Fox frunció el ceño por el cambio de tema.

—Sí —respondió al fin.

Rebus asintió para sí mismo.

—Por eso nunca pude vivir en uno. —Le vino una idea repentina y desvió su atención hacia Clarke—. Ojo, si Malcolm descubre algo sucio sobre los Chuggabugs, a lo mejor no se trata de un mal resultado.

—Alguien tendrá que explicarme lo de ese apodo —dijo Fox.

—Son unos personajes de unos dibujos animados —respondió Clarke.

—Que recientemente fueron a por Siobhan —añadió Rebus—. De ahí ese apetito por sus trapos sucios.

—John, no olvides que la suciedad tiene la habilidad de propagarse —advirtió Fox.

—Los meados, también —contestó Rebus señalando a Brillo, que tenía la pata ladeada hacia el tobillo de Malcolm Fox.

Había aparcamiento justo delante del edificio de Clarke. «Qué suerte», pensó. Entonces se preguntó si estaba ocupado justo antes de que ella llegara y recordó el coche de la noche anterior. Era exactamente el mismo lugar. Cuando cerró el Astra, miró a un lado y otro de la calle, aunque todos los coches parecían vacíos. Tampoco había nadie merodeando por la acera. Pero en el momento en que se acercó al edificio, vio algo pintarrajeado en la puerta, unas letras plateadas grandes que resaltaban sobre la pintura azul oscuro. Clarke sacó el teléfono y activó la linterna pese a que ya había podido leer el mensaje.
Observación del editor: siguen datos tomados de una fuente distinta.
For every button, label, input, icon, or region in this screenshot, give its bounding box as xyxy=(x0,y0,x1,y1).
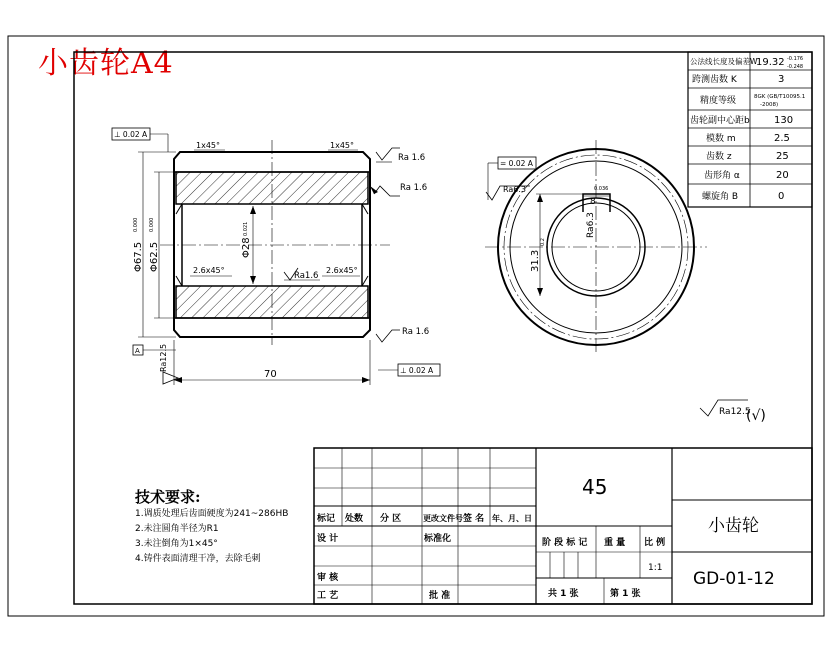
keyway-width: 8 xyxy=(590,197,596,207)
param-value: 2.5 xyxy=(774,133,790,144)
tech-item: 2.未注圆角半径为R1 xyxy=(135,524,219,534)
keyway-depth-tol: 0.2 xyxy=(540,238,546,246)
dia-outer: Φ67.5 xyxy=(133,241,144,272)
chamfer-inner-left: 2.6x45° xyxy=(193,266,225,275)
tb-sheet: 第 1 张 xyxy=(610,589,641,599)
param-value: 0 xyxy=(778,191,785,202)
tb-material: 45 xyxy=(582,475,608,499)
tb-stage: 阶 段 标 记 xyxy=(542,538,588,548)
tb-mark: 标记 xyxy=(317,514,336,524)
tb-date: 年、月、日 xyxy=(492,514,532,523)
chamfer-left: 1x45° xyxy=(196,141,221,150)
dia-outer-tol: 0.000 xyxy=(133,217,139,232)
end-ra: Ra6.3 xyxy=(503,185,527,194)
param-label: 齿数 z xyxy=(706,152,732,162)
tb-review: 审 核 xyxy=(317,573,339,583)
corner-title: 小齿轮A4 xyxy=(38,46,174,81)
end-tol-frame: = 0.02 A xyxy=(500,159,533,168)
param-tol-lower: -0.248 xyxy=(787,64,804,70)
tb-design: 设 计 xyxy=(317,534,339,544)
rest-roughness-symbol: (√) xyxy=(746,408,766,424)
tech-item: 4.铸件表面清理干净，去除毛刺 xyxy=(135,554,261,564)
tb-standard: 标准化 xyxy=(424,534,452,544)
tb-scale: 比 例 xyxy=(644,538,666,548)
param-label: 精度等级 xyxy=(700,96,737,106)
param-value: -2008) xyxy=(760,102,779,108)
tb-scale-value: 1:1 xyxy=(648,563,663,573)
param-value: 25 xyxy=(776,151,789,162)
title-block-text xyxy=(316,512,665,601)
ra-left: Ra12.5 xyxy=(159,343,168,372)
keyway-depth: 31.3 xyxy=(530,249,541,272)
tol-frame-top: ⊥ 0.02 A xyxy=(114,130,148,139)
tb-process: 工 艺 xyxy=(317,591,339,601)
param-label: 公法线长度及偏差W xyxy=(690,57,758,66)
tb-zone: 分 区 xyxy=(380,514,402,524)
datum-label: A xyxy=(135,347,140,355)
keyway-tol: 0.036 xyxy=(594,186,609,192)
chamfer-inner-right: 2.6x45° xyxy=(326,266,358,275)
tech-item: 1.调质处理后齿面硬度为241~286HB xyxy=(135,509,289,519)
length-dim: 70 xyxy=(264,369,277,380)
param-label: 齿轮副中心距b xyxy=(690,116,750,126)
tb-part-name: 小齿轮 xyxy=(708,516,759,536)
param-label: 螺旋角 B xyxy=(702,192,739,202)
tb-count: 处数 xyxy=(345,514,364,524)
params-table xyxy=(688,52,812,207)
dia-bore: Φ28 xyxy=(241,237,252,258)
tb-approve: 批 准 xyxy=(429,591,451,601)
dia-root-tol: 0.000 xyxy=(149,217,155,232)
param-value: 3 xyxy=(778,74,785,85)
param-tol-upper: -0.176 xyxy=(787,56,804,62)
param-value: 19.32 xyxy=(756,57,785,68)
param-label: 齿形角 α xyxy=(704,171,740,181)
tech-requirements xyxy=(135,490,288,567)
ra-top: Ra 1.6 xyxy=(398,153,426,163)
tol-frame-bottom: ⊥ 0.02 A xyxy=(400,366,434,375)
ra-bevel: Ra 1.6 xyxy=(400,183,428,193)
chamfer-right: 1x45° xyxy=(330,141,355,150)
param-label: 模数 m xyxy=(706,134,736,144)
end-view xyxy=(485,140,707,352)
dia-root: Φ62.5 xyxy=(149,241,160,272)
tech-item: 3.未注倒角为1×45° xyxy=(135,539,218,549)
param-value: 8GK (GB/T10095.1 xyxy=(754,94,806,100)
key-ra: Ra6.3 xyxy=(586,212,596,238)
ra-bore: Ra1.6 xyxy=(294,271,319,281)
ra-bottom: Ra 1.6 xyxy=(402,327,430,337)
tb-total: 共 1 张 xyxy=(548,589,579,599)
section-view xyxy=(112,128,440,385)
tb-doc-no: 更改文件号 xyxy=(423,514,463,523)
tb-sign: 签 名 xyxy=(463,514,485,524)
param-value: 20 xyxy=(776,170,789,181)
rest-roughness: Ra12.5 xyxy=(719,407,751,417)
param-label: 跨测齿数 K xyxy=(692,75,737,85)
param-value: 130 xyxy=(774,115,794,126)
tb-drawing-number: GD-01-12 xyxy=(693,569,775,589)
dia-bore-tol: 0.021 xyxy=(243,221,249,236)
tech-heading: 技术要求: xyxy=(135,488,201,506)
tb-weight: 重 量 xyxy=(604,538,626,548)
Pero solo quería asegurarse de que ponía lo que ella pensaba.

«¡¡¡AQUÍ VIVE UNA CERDA!!!».

«¡¡¡LÁRGATE, ESCORIA!!!».

Clarke examinó el resto de la puerta, que estaba impoluta. Pero entonces se fijó en el interfono. Habían utilizado el mismo rotulador plateado para tapar su nombre. Sacó un pañuelo de papel del bolsillo y lo pasó por encima de la tinta, que no estaba del todo seca. Volvió a mirar a ambos lados de la calle y metió la llave en la cerradura. Una vez dentro, apoyó la espalda en la puerta y esperó, pero no había nadie escondido ni bajando las escaleras. Cuando llegó a su descansillo y miró la puerta del piso, le latía el corazón a toda velocidad. El grafitero no había llegado hasta allí. O, si había...

Clarke abrió la puerta y estudió el recibidor antes de entrar. Una vez que hubo cerrado, se acercó a la ventana del comedor y observó la calle y las ventanas de enfrente antes de bajar las persianas y encender las luces.